The EU has done virtually no business with Burma since 1994, when it imposed sanctions on the regime. The same applies to the United States, which put sanctions in place in 1997.
As the people of Burma are already penalised by having to live under military rule, say the spokespersons of many aid organisations, they should not be abandoned in the wake of a natural catastrophe. In late May, ships from Britain, France and the United States were gathered off the Burmese coast, hoping to deliver relief aid, medicines and medical teams to where they were urgently needed for people dying of starvation, diarrhoea and disease.

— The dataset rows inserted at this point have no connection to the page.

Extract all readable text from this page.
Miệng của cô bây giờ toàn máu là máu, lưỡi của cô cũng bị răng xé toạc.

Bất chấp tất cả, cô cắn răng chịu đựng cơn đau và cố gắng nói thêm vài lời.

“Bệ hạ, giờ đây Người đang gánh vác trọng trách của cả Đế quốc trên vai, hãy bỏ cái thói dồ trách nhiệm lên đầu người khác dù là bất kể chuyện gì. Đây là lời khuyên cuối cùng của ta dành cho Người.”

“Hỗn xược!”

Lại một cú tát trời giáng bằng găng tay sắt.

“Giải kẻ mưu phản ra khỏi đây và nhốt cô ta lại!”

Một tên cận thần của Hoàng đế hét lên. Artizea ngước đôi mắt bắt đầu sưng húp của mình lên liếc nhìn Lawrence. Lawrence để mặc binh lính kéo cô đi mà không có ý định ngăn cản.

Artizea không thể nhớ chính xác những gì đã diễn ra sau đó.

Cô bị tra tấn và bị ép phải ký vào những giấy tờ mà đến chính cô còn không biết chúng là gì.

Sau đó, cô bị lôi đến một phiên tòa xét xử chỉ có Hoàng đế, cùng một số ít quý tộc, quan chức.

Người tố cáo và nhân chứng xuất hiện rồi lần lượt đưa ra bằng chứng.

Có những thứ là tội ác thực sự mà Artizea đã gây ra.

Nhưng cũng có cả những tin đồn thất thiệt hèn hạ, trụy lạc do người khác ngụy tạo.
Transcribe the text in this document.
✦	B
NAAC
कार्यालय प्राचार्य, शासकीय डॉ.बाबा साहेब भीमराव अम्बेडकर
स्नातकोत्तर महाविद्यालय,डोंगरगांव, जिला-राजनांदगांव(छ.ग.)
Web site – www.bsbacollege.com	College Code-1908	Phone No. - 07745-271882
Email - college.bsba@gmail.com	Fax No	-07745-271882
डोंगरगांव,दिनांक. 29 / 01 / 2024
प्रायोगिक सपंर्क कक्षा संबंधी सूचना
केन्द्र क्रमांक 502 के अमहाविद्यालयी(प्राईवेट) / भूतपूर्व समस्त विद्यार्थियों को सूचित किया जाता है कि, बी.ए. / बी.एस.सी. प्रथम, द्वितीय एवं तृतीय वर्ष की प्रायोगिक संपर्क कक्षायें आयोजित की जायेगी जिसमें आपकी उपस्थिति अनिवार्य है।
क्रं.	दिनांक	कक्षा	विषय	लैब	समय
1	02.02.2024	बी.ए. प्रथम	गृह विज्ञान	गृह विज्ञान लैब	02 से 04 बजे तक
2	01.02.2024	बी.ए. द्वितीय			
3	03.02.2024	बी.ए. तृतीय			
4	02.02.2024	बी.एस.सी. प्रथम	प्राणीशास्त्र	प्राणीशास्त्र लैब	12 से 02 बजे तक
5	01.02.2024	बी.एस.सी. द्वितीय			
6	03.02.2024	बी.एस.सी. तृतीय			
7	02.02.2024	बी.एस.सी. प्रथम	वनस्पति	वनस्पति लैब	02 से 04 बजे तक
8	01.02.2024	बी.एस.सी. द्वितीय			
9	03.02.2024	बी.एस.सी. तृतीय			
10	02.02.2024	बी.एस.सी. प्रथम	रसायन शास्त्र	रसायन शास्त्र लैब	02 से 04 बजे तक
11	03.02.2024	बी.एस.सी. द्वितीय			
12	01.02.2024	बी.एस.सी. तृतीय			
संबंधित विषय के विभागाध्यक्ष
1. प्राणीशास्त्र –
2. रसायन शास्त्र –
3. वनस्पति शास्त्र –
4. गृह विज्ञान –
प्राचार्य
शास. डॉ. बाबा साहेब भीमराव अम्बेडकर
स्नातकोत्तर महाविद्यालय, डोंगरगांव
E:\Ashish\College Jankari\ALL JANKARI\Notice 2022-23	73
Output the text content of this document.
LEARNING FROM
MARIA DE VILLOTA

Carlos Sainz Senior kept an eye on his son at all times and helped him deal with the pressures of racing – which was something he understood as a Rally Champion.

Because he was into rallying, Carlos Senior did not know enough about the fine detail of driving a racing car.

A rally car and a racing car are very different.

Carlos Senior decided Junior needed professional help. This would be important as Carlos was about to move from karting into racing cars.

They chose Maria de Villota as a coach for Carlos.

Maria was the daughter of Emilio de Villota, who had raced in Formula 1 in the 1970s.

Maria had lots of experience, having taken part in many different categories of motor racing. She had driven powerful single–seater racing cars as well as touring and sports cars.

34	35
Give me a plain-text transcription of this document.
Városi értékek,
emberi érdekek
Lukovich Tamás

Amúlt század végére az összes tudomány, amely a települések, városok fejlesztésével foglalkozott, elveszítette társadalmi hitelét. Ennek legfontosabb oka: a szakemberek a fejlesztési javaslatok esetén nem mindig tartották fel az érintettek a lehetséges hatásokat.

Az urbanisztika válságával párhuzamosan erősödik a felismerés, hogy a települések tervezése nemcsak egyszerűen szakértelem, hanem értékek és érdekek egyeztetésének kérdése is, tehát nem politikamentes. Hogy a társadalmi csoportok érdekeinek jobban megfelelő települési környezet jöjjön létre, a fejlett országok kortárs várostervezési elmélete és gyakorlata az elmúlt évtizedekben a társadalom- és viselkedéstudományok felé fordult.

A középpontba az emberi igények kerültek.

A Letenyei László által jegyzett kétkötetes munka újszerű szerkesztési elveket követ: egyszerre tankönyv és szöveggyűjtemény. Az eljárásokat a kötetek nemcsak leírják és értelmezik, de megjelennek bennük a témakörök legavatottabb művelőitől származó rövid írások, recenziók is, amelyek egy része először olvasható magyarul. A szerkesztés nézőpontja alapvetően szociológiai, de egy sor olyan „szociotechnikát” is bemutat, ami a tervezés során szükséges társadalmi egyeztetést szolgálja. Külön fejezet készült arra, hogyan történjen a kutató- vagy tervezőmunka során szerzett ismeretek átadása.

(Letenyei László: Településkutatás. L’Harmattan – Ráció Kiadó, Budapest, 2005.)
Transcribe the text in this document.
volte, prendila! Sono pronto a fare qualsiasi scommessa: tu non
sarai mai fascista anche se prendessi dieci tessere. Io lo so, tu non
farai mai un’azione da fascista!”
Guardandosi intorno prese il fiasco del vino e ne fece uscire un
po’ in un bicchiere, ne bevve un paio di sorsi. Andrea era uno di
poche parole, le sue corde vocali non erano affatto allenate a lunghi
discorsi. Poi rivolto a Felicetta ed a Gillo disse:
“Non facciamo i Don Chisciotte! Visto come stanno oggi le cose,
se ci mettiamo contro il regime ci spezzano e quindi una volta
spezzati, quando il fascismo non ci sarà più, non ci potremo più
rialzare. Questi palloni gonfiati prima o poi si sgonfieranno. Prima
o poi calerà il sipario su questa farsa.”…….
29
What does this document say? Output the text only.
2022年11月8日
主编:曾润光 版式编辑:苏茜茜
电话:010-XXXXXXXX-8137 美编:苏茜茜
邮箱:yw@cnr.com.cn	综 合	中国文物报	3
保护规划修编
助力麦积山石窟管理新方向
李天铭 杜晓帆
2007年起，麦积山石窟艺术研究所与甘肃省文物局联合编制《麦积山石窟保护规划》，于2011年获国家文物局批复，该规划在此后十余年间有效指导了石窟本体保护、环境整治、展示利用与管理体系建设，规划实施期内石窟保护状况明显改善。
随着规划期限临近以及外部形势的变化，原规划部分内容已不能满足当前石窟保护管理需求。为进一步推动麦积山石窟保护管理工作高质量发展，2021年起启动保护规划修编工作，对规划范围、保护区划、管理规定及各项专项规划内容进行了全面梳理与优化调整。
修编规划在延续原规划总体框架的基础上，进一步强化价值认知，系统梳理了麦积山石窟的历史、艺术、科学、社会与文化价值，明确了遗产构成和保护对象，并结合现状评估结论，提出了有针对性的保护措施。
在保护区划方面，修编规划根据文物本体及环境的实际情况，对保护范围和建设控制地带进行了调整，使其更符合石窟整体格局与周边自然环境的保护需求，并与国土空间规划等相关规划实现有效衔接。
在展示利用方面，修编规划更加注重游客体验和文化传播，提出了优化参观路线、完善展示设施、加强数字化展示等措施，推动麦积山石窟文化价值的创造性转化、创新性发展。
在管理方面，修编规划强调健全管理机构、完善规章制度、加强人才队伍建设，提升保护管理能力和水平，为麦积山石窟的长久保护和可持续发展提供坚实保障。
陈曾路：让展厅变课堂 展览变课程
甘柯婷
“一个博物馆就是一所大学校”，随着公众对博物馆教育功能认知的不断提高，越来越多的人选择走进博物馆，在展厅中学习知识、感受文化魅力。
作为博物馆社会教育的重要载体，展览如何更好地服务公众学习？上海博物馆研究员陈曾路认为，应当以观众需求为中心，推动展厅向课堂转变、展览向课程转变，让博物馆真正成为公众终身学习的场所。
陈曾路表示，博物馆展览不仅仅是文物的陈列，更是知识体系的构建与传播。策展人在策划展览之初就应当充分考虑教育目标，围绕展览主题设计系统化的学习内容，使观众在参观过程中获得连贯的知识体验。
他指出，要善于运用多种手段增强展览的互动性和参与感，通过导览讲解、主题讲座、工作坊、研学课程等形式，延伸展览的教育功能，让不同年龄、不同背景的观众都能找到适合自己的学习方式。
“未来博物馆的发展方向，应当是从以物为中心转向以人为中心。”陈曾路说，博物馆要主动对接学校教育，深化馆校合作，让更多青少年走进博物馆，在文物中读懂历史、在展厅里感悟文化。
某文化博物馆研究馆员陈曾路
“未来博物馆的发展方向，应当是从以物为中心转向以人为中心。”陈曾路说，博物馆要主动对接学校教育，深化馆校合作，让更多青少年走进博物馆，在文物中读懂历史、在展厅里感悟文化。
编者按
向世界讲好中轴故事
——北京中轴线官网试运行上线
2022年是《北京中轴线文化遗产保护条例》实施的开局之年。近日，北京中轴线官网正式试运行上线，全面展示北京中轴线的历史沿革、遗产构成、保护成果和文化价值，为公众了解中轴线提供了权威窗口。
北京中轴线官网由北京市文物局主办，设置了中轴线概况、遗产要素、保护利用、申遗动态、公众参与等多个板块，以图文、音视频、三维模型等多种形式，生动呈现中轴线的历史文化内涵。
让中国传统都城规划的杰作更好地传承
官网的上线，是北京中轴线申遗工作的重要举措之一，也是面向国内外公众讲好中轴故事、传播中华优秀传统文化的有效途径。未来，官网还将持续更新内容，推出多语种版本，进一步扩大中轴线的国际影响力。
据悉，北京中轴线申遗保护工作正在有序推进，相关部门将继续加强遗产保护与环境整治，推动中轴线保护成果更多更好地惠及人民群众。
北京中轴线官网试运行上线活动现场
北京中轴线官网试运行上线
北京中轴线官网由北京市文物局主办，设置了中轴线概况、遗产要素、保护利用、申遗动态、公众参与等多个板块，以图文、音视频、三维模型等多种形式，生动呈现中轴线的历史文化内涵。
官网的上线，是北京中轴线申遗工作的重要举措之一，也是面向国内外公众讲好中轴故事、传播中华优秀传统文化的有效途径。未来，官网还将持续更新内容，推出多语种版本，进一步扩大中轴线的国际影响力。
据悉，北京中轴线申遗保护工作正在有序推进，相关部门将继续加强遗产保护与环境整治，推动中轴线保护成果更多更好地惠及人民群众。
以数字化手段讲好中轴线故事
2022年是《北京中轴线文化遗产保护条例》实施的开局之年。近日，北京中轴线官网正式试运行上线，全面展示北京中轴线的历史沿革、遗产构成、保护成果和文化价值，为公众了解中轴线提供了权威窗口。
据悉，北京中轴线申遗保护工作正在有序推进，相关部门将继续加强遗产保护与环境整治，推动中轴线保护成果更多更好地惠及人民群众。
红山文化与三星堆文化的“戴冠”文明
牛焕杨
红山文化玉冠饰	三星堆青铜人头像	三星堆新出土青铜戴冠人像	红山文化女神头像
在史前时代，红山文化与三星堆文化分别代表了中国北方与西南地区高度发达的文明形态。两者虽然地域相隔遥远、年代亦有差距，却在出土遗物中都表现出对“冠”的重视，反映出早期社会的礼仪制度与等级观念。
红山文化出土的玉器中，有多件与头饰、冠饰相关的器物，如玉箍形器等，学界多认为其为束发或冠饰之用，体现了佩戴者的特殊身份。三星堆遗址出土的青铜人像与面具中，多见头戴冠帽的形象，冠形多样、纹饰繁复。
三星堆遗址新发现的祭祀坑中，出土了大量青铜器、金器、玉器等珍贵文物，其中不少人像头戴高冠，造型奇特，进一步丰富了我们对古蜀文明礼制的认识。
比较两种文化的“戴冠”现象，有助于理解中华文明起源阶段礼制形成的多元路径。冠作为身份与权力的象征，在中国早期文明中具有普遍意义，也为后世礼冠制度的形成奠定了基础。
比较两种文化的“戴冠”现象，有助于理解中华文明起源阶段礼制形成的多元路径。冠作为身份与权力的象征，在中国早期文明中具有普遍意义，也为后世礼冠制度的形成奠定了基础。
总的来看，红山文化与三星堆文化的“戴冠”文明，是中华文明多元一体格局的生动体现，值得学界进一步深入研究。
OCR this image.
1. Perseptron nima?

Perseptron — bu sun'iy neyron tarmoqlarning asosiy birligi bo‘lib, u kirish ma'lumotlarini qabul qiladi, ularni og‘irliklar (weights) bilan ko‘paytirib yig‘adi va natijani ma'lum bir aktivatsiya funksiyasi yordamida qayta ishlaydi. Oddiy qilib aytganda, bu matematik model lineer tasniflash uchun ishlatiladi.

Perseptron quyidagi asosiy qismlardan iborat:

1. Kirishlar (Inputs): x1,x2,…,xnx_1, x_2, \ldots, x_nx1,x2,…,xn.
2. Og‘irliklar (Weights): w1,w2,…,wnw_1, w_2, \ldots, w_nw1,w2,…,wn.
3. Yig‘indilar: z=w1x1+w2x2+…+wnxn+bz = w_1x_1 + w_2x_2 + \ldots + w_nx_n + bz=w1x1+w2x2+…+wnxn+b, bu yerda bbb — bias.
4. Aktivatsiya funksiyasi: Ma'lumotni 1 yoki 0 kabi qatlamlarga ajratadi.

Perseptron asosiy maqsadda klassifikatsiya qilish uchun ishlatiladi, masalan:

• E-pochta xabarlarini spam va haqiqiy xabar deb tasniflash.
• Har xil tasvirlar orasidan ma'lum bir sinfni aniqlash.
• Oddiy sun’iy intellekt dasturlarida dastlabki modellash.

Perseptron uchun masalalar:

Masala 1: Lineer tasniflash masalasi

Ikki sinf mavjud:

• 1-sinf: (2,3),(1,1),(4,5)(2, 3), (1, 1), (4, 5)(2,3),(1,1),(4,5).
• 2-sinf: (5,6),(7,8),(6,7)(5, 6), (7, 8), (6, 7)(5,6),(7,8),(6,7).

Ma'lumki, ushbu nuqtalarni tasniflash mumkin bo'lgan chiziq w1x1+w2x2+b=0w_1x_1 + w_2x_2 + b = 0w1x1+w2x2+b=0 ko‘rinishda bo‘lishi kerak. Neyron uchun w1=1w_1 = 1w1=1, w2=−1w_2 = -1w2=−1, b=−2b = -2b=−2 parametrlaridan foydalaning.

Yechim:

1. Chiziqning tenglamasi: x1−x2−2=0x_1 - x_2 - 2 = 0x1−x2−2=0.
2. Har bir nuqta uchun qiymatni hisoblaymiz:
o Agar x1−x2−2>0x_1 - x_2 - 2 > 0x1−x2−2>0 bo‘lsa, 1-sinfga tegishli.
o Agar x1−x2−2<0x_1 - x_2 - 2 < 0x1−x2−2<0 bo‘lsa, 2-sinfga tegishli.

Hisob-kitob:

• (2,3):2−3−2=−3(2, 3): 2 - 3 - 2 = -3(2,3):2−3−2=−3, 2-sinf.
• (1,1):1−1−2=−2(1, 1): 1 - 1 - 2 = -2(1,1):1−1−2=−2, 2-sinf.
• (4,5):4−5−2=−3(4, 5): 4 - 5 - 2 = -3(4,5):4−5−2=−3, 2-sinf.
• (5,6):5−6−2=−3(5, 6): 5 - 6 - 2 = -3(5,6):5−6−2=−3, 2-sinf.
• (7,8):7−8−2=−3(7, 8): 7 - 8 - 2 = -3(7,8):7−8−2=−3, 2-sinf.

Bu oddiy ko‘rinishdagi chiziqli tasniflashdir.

Some donations were smuggled into the country through unofficial channels. Any Burmese citizen involved was running considerable personal risks.

Only three weeks after the devastating storm had struck, and after massive international pressure, did the junta finally agree to allow all aid agencies in, but reports of destructive official action continued. As D+C was going to print at the end of May, UN officials were still speaking of scaling up emergency relief “exponentially” soon. In the meantime, the regime in Rangoon had extended the house arrest of Aung Sang Suu Kyi, the prominent opposition leader, for yet another year.